Stock Groups

How inflation is hitting online prices of apparel to furniture


A driver pushes a dolly of boxes to load onto a FedEx delivery truck in Miami.

Bloomberg | Bloomberg | Getty Images

Prices of goods online have now risen for an unprecedented 15 consecutive months, following what was a historical period of declines, according to a new report from Adobe Digital Insights.

According to the report, inflation is affecting pet products and nonprescription drugs as well as apparel, furniture, clothing, and floral arrangements.

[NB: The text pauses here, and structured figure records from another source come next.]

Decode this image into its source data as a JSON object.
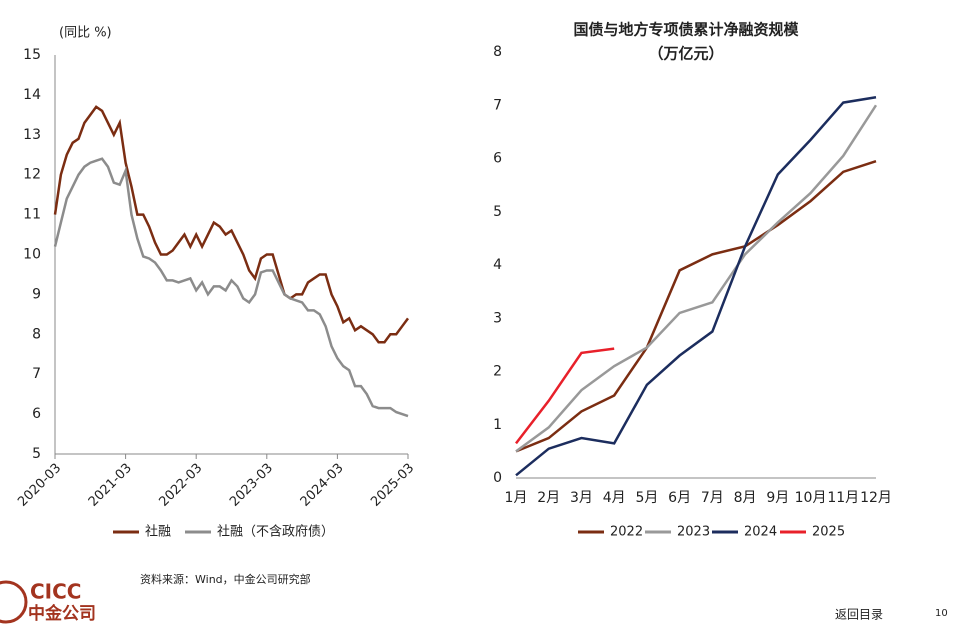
{
  "chart_data": [
    {
      "type": "line",
      "ylabel": "(同比 %)",
      "categories": [
        "2020-03",
        null,
        null,
        null,
        null,
        null,
        null,
        null,
        null,
        null,
        null,
        null,
        "2021-03",
        null,
        null,
        null,
        null,
        null,
        null,
        null,
        null,
        null,
        null,
        null,
        "2022-03",
        null,
        null,
        null,
        null,
        null,
        null,
        null,
        null,
        null,
        null,
        null,
        "2023-03",
        null,
        null,
        null,
        null,
        null,
        null,
        null,
        null,
        null,
        null,
        null,
        "2024-03",
        null,
        null,
        null,
        null,
        null,
        null,
        null,
        null,
        null,
        null,
        null,
        "2025-03"
      ],
      "series": [
        {
          "name": "社融",
          "color": "#7b2d12",
          "values": [
            11.0,
            12.0,
            12.5,
            12.8,
            12.9,
            13.3,
            13.5,
            13.7,
            13.6,
            13.3,
            13.0,
            13.3,
            12.3,
            11.7,
            11.0,
            11.0,
            10.7,
            10.3,
            10.0,
            10.0,
            10.1,
            10.3,
            10.5,
            10.2,
            10.5,
            10.2,
            10.5,
            10.8,
            10.7,
            10.5,
            10.6,
            10.3,
            10.0,
            9.6,
            9.4,
            9.9,
            10.0,
            10.0,
            9.5,
            9.0,
            8.9,
            9.0,
            9.0,
            9.3,
            9.4,
            9.5,
            9.5,
            9.0,
            8.7,
            8.3,
            8.4,
            8.1,
            8.2,
            8.1,
            8.0,
            7.8,
            7.8,
            8.0,
            8.0,
            8.2,
            8.4
          ]
        },
        {
          "name": "社融（不含政府债）",
          "color": "#8c8c8c",
          "values": [
            10.2,
            10.8,
            11.4,
            11.7,
            12.0,
            12.2,
            12.3,
            12.35,
            12.4,
            12.2,
            11.8,
            11.75,
            12.1,
            11.0,
            10.4,
            9.95,
            9.9,
            9.8,
            9.6,
            9.35,
            9.35,
            9.3,
            9.35,
            9.4,
            9.1,
            9.3,
            9.0,
            9.2,
            9.2,
            9.1,
            9.35,
            9.2,
            8.9,
            8.8,
            9.0,
            9.55,
            9.6,
            9.6,
            9.3,
            9.0,
            8.9,
            8.85,
            8.8,
            8.6,
            8.6,
            8.5,
            8.2,
            7.7,
            7.4,
            7.2,
            7.1,
            6.7,
            6.7,
            6.5,
            6.2,
            6.15,
            6.15,
            6.15,
            6.05,
            6.0,
            5.95
          ]
        }
      ],
      "ylim": [
        5,
        15
      ],
      "yticks": [
        5,
        6,
        7,
        8,
        9,
        10,
        11,
        12,
        13,
        14,
        15
      ]
    },
    {
      "type": "line",
      "title": "国债与地方专项债累计净融资规模",
      "subtitle": "（万亿元）",
      "categories": [
        "1月",
        "2月",
        "3月",
        "4月",
        "5月",
        "6月",
        "7月",
        "8月",
        "9月",
        "10月",
        "11月",
        "12月"
      ],
      "series": [
        {
          "name": "2022",
          "color": "#7b2d12",
          "values": [
            0.5,
            0.75,
            1.25,
            1.55,
            2.45,
            3.9,
            4.2,
            4.35,
            4.75,
            5.2,
            5.75,
            5.95
          ]
        },
        {
          "name": "2023",
          "color": "#999999",
          "values": [
            0.5,
            0.95,
            1.65,
            2.1,
            2.45,
            3.1,
            3.3,
            4.2,
            4.8,
            5.35,
            6.05,
            7.0
          ]
        },
        {
          "name": "2024",
          "color": "#1c2d5e",
          "values": [
            0.05,
            0.55,
            0.75,
            0.65,
            1.75,
            2.3,
            2.75,
            4.35,
            5.7,
            6.35,
            7.05,
            7.15
          ]
        },
        {
          "name": "2025",
          "color": "#e8202a",
          "values": [
            0.65,
            1.45,
            2.35,
            2.43,
            null,
            null,
            null,
            null,
            null,
            null,
            null,
            null
          ]
        }
      ],
      "ylim": [
        0,
        8
      ],
      "yticks": [
        0,
        1,
        2,
        3,
        4,
        5,
        6,
        7,
        8
      ]
    }
  ],
  "source": "资料来源：Wind，中金公司研究部",
  "logo": {
    "en": "CICC",
    "cn": "中金公司"
  },
  "nav": "返回目录",
  "page_number": "10"
}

Digital sticker prices have increased across all industries, meaning that e-commerce will soon be responsible for $1 out of $5 in American spending. This is an increase from the $1 per $6 Adobe stated in 2017. Adobe Digital Insights’ economy index monitors more than 1 trillion U.S. visits and more 100 million products in 18 categories.

Adobe last month found that online prices rose 3.1% and 0.1% respectively year-over-year. Online prices have fallen 3.9% per year on average between 2015 and 2019. Since 2014, Adobe has tracked its digital economy index.

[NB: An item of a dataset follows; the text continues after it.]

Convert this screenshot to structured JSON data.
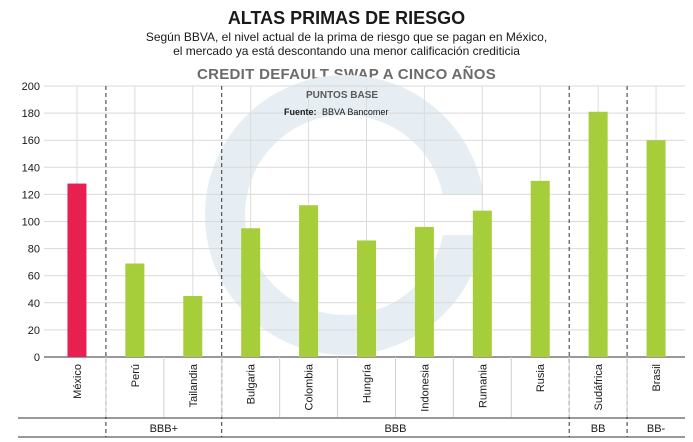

Adobe noted in their report that price increases are occurring during periods when prices usually drop. In order to get customers’ loyalty, retail stores use intense promotions at the beginning of each summer to remove excess merchandise. This year, not so.

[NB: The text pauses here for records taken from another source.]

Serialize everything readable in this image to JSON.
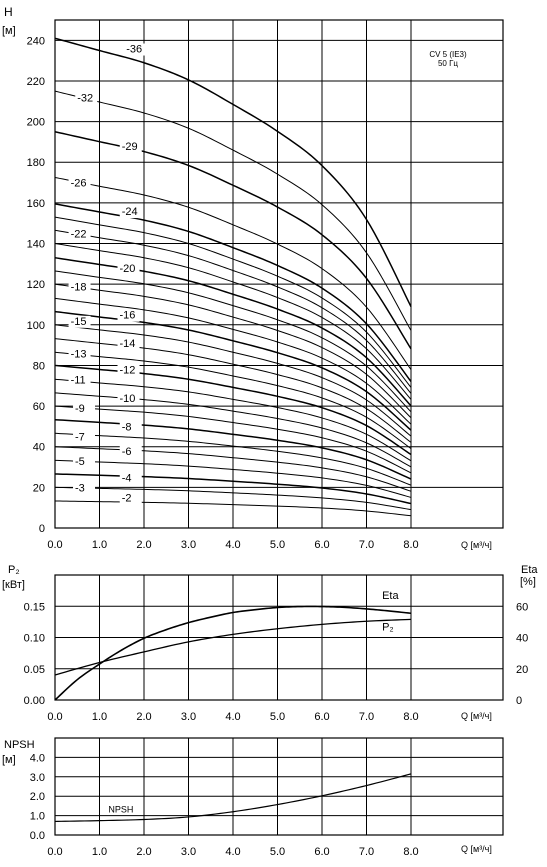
{
  "chart_data": [
    {
      "type": "line",
      "panel": "head",
      "ylabel_top": "H",
      "ylabel_unit": "[м]",
      "xlabel": "Q [м³/ч]",
      "annotation": [
        "CV 5 (IE3)",
        "50 Гц"
      ],
      "xlim": [
        0,
        8
      ],
      "ylim": [
        0,
        250
      ],
      "xticks": [
        "0.0",
        "1.0",
        "2.0",
        "3.0",
        "4.0",
        "5.0",
        "6.0",
        "7.0",
        "8.0"
      ],
      "yticks": [
        "0",
        "20",
        "40",
        "60",
        "80",
        "100",
        "120",
        "140",
        "160",
        "180",
        "200",
        "220",
        "240"
      ],
      "grid": true,
      "x": [
        0,
        1,
        2,
        3,
        4,
        5,
        6,
        7,
        8
      ],
      "shape": [
        1.0,
        0.975,
        0.95,
        0.915,
        0.865,
        0.81,
        0.74,
        0.63,
        0.452
      ],
      "series": [
        {
          "name": "-2",
          "h0": 13.3
        },
        {
          "name": "-3",
          "h0": 20
        },
        {
          "name": "-4",
          "h0": 26.6
        },
        {
          "name": "-5",
          "h0": 33.3
        },
        {
          "name": "-6",
          "h0": 40
        },
        {
          "name": "-7",
          "h0": 46.6
        },
        {
          "name": "-8",
          "h0": 53.3
        },
        {
          "name": "-9",
          "h0": 60
        },
        {
          "name": "-10",
          "h0": 66.5
        },
        {
          "name": "-11",
          "h0": 73.2
        },
        {
          "name": "-12",
          "h0": 80
        },
        {
          "name": "-13",
          "h0": 86.5
        },
        {
          "name": "-14",
          "h0": 93.2
        },
        {
          "name": "-15",
          "h0": 100
        },
        {
          "name": "-16",
          "h0": 106.5
        },
        {
          "name": "-17",
          "h0": 113
        },
        {
          "name": "-18",
          "h0": 120
        },
        {
          "name": "-19",
          "h0": 126.5
        },
        {
          "name": "-20",
          "h0": 133
        },
        {
          "name": "-21",
          "h0": 140
        },
        {
          "name": "-22",
          "h0": 146.5
        },
        {
          "name": "-23",
          "h0": 153
        },
        {
          "name": "-24",
          "h0": 159.5
        },
        {
          "name": "-26",
          "h0": 172.5
        },
        {
          "name": "-29",
          "h0": 195
        },
        {
          "name": "-32",
          "h0": 215
        },
        {
          "name": "-36",
          "h0": 241
        }
      ],
      "labels": [
        {
          "series": "-36",
          "x": 1.6,
          "y": 234
        },
        {
          "series": "-32",
          "x": 0.5,
          "y": 210
        },
        {
          "series": "-29",
          "x": 1.5,
          "y": 186
        },
        {
          "series": "-26",
          "x": 0.35,
          "y": 168
        },
        {
          "series": "-24",
          "x": 1.5,
          "y": 154
        },
        {
          "series": "-22",
          "x": 0.35,
          "y": 143
        },
        {
          "series": "-20",
          "x": 1.45,
          "y": 126
        },
        {
          "series": "-18",
          "x": 0.35,
          "y": 117
        },
        {
          "series": "-16",
          "x": 1.45,
          "y": 103
        },
        {
          "series": "-15",
          "x": 0.35,
          "y": 100
        },
        {
          "series": "-14",
          "x": 1.45,
          "y": 89
        },
        {
          "series": "-13",
          "x": 0.35,
          "y": 84
        },
        {
          "series": "-12",
          "x": 1.45,
          "y": 76
        },
        {
          "series": "-11",
          "x": 0.35,
          "y": 71
        },
        {
          "series": "-10",
          "x": 1.45,
          "y": 62
        },
        {
          "series": "-9",
          "x": 0.45,
          "y": 57
        },
        {
          "series": "-8",
          "x": 1.5,
          "y": 48
        },
        {
          "series": "-7",
          "x": 0.45,
          "y": 43
        },
        {
          "series": "-6",
          "x": 1.5,
          "y": 36
        },
        {
          "series": "-5",
          "x": 0.45,
          "y": 31
        },
        {
          "series": "-4",
          "x": 1.5,
          "y": 23
        },
        {
          "series": "-3",
          "x": 0.45,
          "y": 18
        },
        {
          "series": "-2",
          "x": 1.5,
          "y": 13
        }
      ],
      "bold": [
        "-36",
        "-29",
        "-24",
        "-20",
        "-16",
        "-12",
        "-8",
        "-4"
      ]
    },
    {
      "type": "line",
      "panel": "power",
      "ylabel_top": "P₂",
      "ylabel_unit": "[кВт]",
      "ylabel2_top": "Eta",
      "ylabel2_unit": "[%]",
      "xlabel": "Q [м³/ч]",
      "xlim": [
        0,
        8
      ],
      "ylim": [
        0,
        0.2
      ],
      "ylim2": [
        0,
        80
      ],
      "xticks": [
        "0.0",
        "1.0",
        "2.0",
        "3.0",
        "4.0",
        "5.0",
        "6.0",
        "7.0",
        "8.0"
      ],
      "yticks": [
        "0.00",
        "0.05",
        "0.10",
        "0.15"
      ],
      "yticks2": [
        "0",
        "20",
        "40",
        "60"
      ],
      "grid": true,
      "series": [
        {
          "name": "Eta",
          "axis": "right",
          "x": [
            0,
            0.5,
            1,
            1.5,
            2,
            2.5,
            3,
            3.5,
            4,
            4.5,
            5,
            5.5,
            6,
            6.5,
            7,
            7.5,
            8
          ],
          "values": [
            0,
            13,
            23,
            32,
            39.5,
            45,
            49.5,
            53,
            56,
            57.8,
            59.2,
            59.8,
            59.8,
            59.3,
            58.3,
            57,
            55.5
          ]
        },
        {
          "name": "P₂",
          "axis": "left",
          "x": [
            0,
            1,
            2,
            3,
            4,
            5,
            6,
            7,
            8
          ],
          "values": [
            0.04,
            0.06,
            0.077,
            0.093,
            0.105,
            0.114,
            0.121,
            0.126,
            0.129
          ]
        }
      ],
      "labels": [
        {
          "series": "Eta",
          "x": 7.35,
          "y": 0.162
        },
        {
          "series": "P₂",
          "x": 7.35,
          "y": 0.111
        }
      ]
    },
    {
      "type": "line",
      "panel": "npsh",
      "ylabel_top": "NPSH",
      "ylabel_unit": "[м]",
      "xlabel": "Q [м³/ч]",
      "xlim": [
        0,
        8
      ],
      "ylim": [
        0,
        5
      ],
      "xticks": [
        "0.0",
        "1.0",
        "2.0",
        "3.0",
        "4.0",
        "5.0",
        "6.0",
        "7.0",
        "8.0"
      ],
      "yticks": [
        "0.0",
        "1.0",
        "2.0",
        "3.0",
        "4.0"
      ],
      "grid": true,
      "series": [
        {
          "name": "NPSH",
          "x": [
            0,
            1,
            2,
            3,
            4,
            5,
            6,
            7,
            8
          ],
          "values": [
            0.7,
            0.74,
            0.8,
            0.93,
            1.2,
            1.57,
            2.02,
            2.55,
            3.15
          ]
        }
      ],
      "labels": [
        {
          "series": "NPSH",
          "x": 1.2,
          "y": 1.15
        }
      ]
    }
  ]
}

Vivek Pandya, Adobe Digital Insights’ lead analyst, said: “Categories which once were a marginal presence on ecommerce are now staples with unprecedented pricing trends and that no longer lower overall inflation.” We are now entering new territories.

Given this trend, Adobe is forecasting that — before Nov. 1 of this year — Americans will have spent more online than they rang up on the web in all of 2019.

In the eighteen months to 2021, consumers have already spent more than $541 million online. Adobe reports that this is an increase of 9% over the previous year and 58% over the same time in 2019.

On Tuesday, the Labor Department said prices for an array of consumer goods rose less than expected in August, offering one sign that inflation may be starting to cool. These data do not include online price.

“The bulk of the recent upturn in U.S. inflation has been driven primarily by supply chain bottlenecks and low levels of inventories, but higher labor costs are often passed on to consumers and are considered a precursor of broader inflation,” National Retail Federation chief economist Jack Kleinhenz said.